We went camping once when I was five, July 11, 1985 to be exact. Papa was trying to teach me how to swim. I was so proud when I could do it. So, when we were on the boat in the middle of the lake, I jumped off and tried to swim without Papa’s help. I began to go under, and drown. That’s when Papa jumped in to save me. Once he had gotten me back onto the boat his foot was caught on a rope attached to the boat. He was thrown beneath the water and drowned.

Mama hasn’t liked me ever since. She made me eat the crumbs off her and Brendon’s plates when they were done, that was the only food I was given. When she was mad, I was forced to eat the stuff from the cat box like it was cereal.

I’d had no one to talk to for a long time, but one day, there was a new teacher to my school. Miss Langley was her name, she was young, and pretty too. When I didn’t have lunch or money for lunch, she would give me food, she was my only friend. She didn’t know Mama, so she didn’t think Mama was a saint like everyone else.

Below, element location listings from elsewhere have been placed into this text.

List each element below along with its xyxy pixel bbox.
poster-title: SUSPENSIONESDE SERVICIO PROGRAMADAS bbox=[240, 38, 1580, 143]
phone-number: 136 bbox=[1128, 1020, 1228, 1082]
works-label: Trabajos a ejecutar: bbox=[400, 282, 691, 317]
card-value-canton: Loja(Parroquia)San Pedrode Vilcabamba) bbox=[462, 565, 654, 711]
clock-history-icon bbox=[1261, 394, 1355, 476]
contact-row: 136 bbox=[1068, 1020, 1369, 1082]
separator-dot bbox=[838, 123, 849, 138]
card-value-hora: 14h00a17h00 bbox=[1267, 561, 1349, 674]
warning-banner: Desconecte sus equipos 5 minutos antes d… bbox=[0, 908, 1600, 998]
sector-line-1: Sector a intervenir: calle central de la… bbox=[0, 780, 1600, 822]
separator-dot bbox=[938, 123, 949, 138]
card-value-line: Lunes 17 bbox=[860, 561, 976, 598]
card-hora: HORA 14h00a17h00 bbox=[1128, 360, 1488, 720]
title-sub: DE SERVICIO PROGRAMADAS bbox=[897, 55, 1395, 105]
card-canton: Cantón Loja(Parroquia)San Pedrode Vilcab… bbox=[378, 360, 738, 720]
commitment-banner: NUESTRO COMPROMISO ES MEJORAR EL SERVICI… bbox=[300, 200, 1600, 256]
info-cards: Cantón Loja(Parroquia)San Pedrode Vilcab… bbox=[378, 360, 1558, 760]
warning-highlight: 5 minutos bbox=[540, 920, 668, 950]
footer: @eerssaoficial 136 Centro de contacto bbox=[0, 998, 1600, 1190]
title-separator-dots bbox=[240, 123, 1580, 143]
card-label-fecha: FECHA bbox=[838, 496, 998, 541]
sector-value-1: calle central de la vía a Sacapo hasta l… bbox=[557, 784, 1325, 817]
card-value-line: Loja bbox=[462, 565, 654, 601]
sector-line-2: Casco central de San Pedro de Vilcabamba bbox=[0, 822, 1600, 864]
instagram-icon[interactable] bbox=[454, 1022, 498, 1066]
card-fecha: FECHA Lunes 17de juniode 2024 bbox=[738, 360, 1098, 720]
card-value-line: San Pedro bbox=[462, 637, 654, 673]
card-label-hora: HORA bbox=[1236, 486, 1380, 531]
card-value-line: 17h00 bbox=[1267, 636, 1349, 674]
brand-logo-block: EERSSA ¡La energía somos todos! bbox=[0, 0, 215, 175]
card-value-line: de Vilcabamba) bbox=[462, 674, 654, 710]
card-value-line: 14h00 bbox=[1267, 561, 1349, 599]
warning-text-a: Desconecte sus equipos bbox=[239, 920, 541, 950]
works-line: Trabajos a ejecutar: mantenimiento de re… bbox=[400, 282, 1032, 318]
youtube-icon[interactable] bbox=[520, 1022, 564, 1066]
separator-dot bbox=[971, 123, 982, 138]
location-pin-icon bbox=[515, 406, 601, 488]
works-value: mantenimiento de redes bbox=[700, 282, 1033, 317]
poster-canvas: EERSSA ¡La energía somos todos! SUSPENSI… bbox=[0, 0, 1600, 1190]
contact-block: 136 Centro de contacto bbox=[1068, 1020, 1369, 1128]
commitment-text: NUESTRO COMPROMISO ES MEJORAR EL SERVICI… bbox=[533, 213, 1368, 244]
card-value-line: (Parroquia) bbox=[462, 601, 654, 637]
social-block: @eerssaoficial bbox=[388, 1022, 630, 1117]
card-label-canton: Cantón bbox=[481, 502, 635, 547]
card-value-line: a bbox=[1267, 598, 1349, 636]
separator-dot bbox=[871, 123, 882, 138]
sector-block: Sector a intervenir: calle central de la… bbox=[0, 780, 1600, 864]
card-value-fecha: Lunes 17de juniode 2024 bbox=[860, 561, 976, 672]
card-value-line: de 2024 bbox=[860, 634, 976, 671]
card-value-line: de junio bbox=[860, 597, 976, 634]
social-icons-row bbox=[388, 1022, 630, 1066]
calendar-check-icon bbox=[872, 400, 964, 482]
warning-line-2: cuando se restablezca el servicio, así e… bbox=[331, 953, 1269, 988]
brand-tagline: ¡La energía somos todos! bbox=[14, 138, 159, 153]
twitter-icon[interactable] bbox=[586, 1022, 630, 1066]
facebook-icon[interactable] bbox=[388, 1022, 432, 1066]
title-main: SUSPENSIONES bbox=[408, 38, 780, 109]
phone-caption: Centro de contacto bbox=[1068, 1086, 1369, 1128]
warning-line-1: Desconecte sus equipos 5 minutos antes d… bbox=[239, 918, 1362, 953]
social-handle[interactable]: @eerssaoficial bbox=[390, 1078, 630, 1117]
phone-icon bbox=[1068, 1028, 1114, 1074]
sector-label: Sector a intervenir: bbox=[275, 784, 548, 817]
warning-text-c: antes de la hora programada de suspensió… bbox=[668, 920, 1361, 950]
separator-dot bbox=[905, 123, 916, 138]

I didn’t go to school that day. Miss Langley had noticed that it had been the twelfth time that month. So she called the police department and asked them to run by and check on the house.

As Officer Neal had rounded the back of the house he had heard a faint crying sound. He peeked over the fence to see if it was coming from the back yard, I saw him. I tried to call out to him, but my throat was too dry. I had been sitting in the Alabama sun, chained like a dog, all day, trying to touch the water that Mama had out in a bowl just out of my reach. I wanted to beg him not to go to the house. If Mama found out he’d seen me, she’d lynch me, and Officer Neal.

That was the day they took Mama away. They took my brother, Brendon, who was 16, to a mental facility for helping Mama treat me like that. I haven’t seen either since.

Miss Langley and Officer Neal were real nice, and they still are. I am seventeen now, and Miss Langley is now Mrs. Shaw, and Officer Neal is her husband. They are my new family now, and I have a little brother who is two, his name is Leighton.

I can still remember the day they saved me.